A whole other critical piece of analysis and set of questions to ask is: What are we good at? Where are we vulnerable as a health system or provider entity?
This is not so much a quantitative analysis as it is mapping a field force, an analysis of the competitive dynamics among your own peers, among existing health plans, and any new entrants who might be coming in to compete. You have to ask where your organization wants to play in this whole chain, and how you want to distinguish your organization. It really comes down to business strategy.
Q. How will the Supreme Court's decision on the individual mandate affect the launch of the exchanges? H the Supreme Court votes down the individual mandate, will the exchanges still happen? How might hospital leaders address this potential question as they try to determine how to respond to the exchanges?
A. I'm not a lawyer, but what I read suggests a better than 50/50 chance that the requirement that individuals have coverage, if affordable, will be upheld. If so, health plans and hospitals had best be prepared.
If not, there are at least two possibilities.
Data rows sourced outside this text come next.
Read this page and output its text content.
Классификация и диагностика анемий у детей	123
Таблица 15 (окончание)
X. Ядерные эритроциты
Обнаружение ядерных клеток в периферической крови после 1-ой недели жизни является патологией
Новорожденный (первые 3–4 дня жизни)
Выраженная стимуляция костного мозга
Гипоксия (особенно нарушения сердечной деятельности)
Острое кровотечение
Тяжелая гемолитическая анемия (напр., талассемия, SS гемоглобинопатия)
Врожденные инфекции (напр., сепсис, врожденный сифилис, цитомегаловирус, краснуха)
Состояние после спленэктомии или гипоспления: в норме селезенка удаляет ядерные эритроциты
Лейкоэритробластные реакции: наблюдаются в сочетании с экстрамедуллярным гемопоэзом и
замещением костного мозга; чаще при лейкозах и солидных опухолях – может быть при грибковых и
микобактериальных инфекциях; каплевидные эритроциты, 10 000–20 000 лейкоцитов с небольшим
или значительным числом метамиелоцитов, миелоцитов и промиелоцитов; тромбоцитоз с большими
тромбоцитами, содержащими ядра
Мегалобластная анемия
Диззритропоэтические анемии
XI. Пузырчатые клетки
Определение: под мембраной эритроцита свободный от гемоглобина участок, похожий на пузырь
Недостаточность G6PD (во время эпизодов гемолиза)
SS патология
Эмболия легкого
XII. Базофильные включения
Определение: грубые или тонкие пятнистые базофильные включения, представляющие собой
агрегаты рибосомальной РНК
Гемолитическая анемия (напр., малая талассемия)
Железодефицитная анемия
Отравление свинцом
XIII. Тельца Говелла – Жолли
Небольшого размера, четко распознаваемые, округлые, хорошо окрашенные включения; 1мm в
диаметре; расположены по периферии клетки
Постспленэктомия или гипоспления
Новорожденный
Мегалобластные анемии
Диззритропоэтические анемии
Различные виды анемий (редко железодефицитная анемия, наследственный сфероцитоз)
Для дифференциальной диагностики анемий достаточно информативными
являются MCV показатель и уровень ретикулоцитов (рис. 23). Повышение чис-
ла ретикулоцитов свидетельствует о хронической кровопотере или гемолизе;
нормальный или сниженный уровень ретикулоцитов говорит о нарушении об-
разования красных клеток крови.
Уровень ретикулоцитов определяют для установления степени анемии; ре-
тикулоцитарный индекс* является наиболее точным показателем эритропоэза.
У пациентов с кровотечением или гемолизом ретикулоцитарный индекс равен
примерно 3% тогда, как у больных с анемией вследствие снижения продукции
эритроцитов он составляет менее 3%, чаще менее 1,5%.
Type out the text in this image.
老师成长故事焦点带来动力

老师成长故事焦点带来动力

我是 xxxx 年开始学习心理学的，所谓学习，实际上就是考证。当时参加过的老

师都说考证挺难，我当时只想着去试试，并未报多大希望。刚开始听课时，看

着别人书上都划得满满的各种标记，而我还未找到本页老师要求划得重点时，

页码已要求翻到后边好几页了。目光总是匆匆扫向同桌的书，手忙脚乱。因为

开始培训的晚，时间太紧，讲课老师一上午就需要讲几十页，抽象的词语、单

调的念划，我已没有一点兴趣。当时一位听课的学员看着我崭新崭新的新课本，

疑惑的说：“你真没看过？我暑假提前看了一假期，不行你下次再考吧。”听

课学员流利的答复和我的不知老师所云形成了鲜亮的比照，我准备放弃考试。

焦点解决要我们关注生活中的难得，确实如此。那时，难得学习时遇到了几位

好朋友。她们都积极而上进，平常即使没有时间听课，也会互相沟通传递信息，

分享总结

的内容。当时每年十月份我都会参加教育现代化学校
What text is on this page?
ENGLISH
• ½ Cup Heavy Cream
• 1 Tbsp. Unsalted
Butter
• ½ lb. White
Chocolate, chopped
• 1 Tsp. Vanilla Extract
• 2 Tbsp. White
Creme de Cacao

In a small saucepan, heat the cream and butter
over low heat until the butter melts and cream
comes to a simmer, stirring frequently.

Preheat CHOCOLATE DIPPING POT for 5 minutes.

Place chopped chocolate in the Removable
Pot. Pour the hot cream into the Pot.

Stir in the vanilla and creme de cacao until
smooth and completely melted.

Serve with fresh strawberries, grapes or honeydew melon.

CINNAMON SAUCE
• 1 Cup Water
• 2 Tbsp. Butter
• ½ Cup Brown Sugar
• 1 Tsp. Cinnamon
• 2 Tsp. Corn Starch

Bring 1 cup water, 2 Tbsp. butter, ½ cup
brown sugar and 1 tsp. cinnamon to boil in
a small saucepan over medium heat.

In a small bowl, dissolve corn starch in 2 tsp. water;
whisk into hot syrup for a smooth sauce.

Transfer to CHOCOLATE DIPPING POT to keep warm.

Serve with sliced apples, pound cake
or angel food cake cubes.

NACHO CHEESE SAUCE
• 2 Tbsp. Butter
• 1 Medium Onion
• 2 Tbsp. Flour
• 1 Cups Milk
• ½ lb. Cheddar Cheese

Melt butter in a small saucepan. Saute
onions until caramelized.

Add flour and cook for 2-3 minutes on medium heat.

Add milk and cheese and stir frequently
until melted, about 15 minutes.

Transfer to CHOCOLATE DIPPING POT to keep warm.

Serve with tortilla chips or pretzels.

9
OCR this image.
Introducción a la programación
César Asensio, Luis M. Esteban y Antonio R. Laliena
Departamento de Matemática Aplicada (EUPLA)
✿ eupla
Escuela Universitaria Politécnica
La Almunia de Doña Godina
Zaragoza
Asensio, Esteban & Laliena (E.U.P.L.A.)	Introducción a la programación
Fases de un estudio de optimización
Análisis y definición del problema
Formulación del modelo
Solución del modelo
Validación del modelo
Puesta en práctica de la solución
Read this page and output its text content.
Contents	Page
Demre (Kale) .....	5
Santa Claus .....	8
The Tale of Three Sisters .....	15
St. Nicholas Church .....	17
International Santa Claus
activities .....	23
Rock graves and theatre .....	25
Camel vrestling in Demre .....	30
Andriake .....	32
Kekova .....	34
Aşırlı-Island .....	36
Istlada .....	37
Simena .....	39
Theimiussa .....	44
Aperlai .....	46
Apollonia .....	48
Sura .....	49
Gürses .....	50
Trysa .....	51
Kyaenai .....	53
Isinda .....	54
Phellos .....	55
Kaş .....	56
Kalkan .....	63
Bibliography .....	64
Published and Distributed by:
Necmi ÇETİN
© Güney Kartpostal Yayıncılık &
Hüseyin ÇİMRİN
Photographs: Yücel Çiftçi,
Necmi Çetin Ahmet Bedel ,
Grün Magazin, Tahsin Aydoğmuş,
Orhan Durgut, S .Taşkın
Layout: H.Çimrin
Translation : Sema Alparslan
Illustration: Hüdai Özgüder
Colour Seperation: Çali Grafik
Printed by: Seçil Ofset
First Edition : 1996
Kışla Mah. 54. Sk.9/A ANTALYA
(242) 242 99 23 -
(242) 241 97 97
The first possibility is that much of the rest of Title I of the Affordable Care Act, including exchanges, remains intact, meaning that some "fix" (other than the mandate) will need to be found for the "free - rider" problem of folks waiting to get sick before they buy insurance. In this case, hospitals and health plans will still need to prepare, but I expect that any "fix" will not receive serious congressional consideration before we learn the national election results of November 3012. The second possibility is that much of the insurance reform- government exchanges included- will be invalidated along with the individual mandate because the mandate is a keystone of reform.
Almost as much uncertainty hangs over health care as over our financial markets. In such uncertainty, leaders can focus on necessary change in anticipation of likely long-term developments.
These are relatively safe "bets." For example, we are going to repay the Chinese, which means the ever- escalating trend of government spending on health care will be cut. So it is not too soon to figure out how to run a leaner operation. Whether through exchanges and select-network plans or otherwise, the cost and quality of hospital services will be made transparent, so it is not too soon to focus on systematically improving both.